Kozlar benim elimdeydi, benim kartlarım daha güçlüydü ve ne pahasına olursa olsun bu sefer ben kazanacaktım. Aşkta ve savaşta her şey mübahtı çünkü. Benim aşkım da savaşım da birdi. Bir nevi daha şanslıydım.
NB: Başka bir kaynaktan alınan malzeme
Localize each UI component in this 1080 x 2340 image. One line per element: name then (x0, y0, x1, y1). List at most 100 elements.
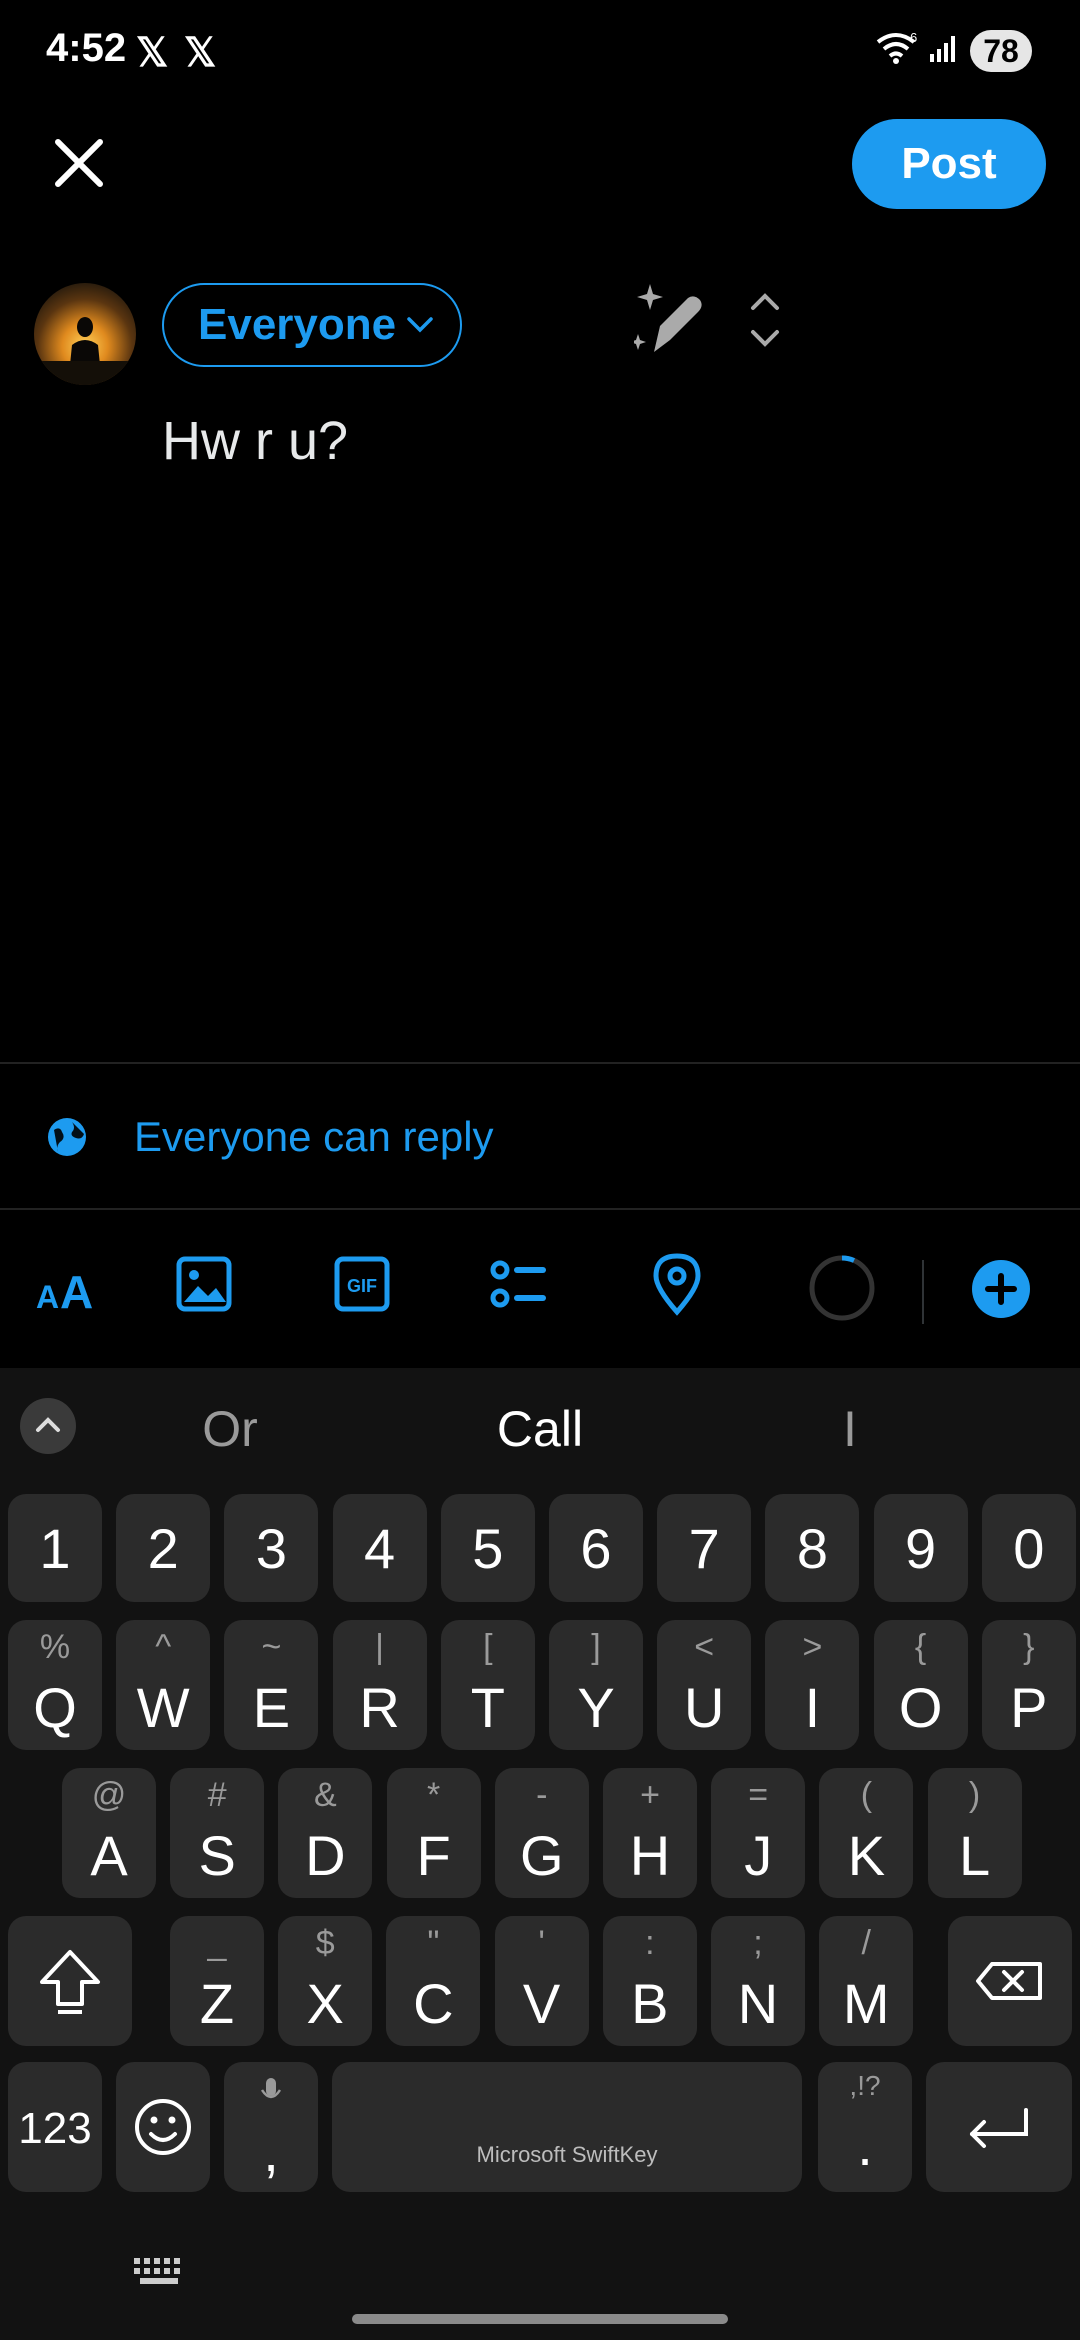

Hayatım boyunca şans bana gülmemiş olsa da bu defa şansım yaver gitmek zorundaydı. Çünkü hayat, benden aldığı o kadar şeyden sonra en azından bunu borçluydu bana.
Telefonu elime alıp Kerem'i aradım. Telefon birkaç kere çaldıktan sonra açılabilmişti sonunda. Ses tonu gıcırtılıydı, dişlerini sıkarak benle konuştuğu belliydi. "Ne istiyorsun allahın cezası? İstediğini yapmadım mı?" bağrışı öfkesinin ses tellerine ustalıkla tırmandığının göstergesiydi. Başkası olsa bu ses tonundan korkabilirdi bile ama benim için bu bağrışlar tuzağa yakalanan yaralı bir kaplanın çatırtılı kükreyişlerinden farksızdı.
ŞİMDİ OKUDUĞUN
Bu Sefer Olmaz
Teen FictionHayat dediğimiz şey hep bir şeylere olmaz diyerek ya da şüpheyle yaklaşarak geçirdiğimiz bir döngü değil miydi zaten? Acılar yaşadığımız, ihanetlere uğradığımız bir daha yapmam desem de yine aynı şeyleri yaptığımız bir kısır döngü değil mi? Her şeyi...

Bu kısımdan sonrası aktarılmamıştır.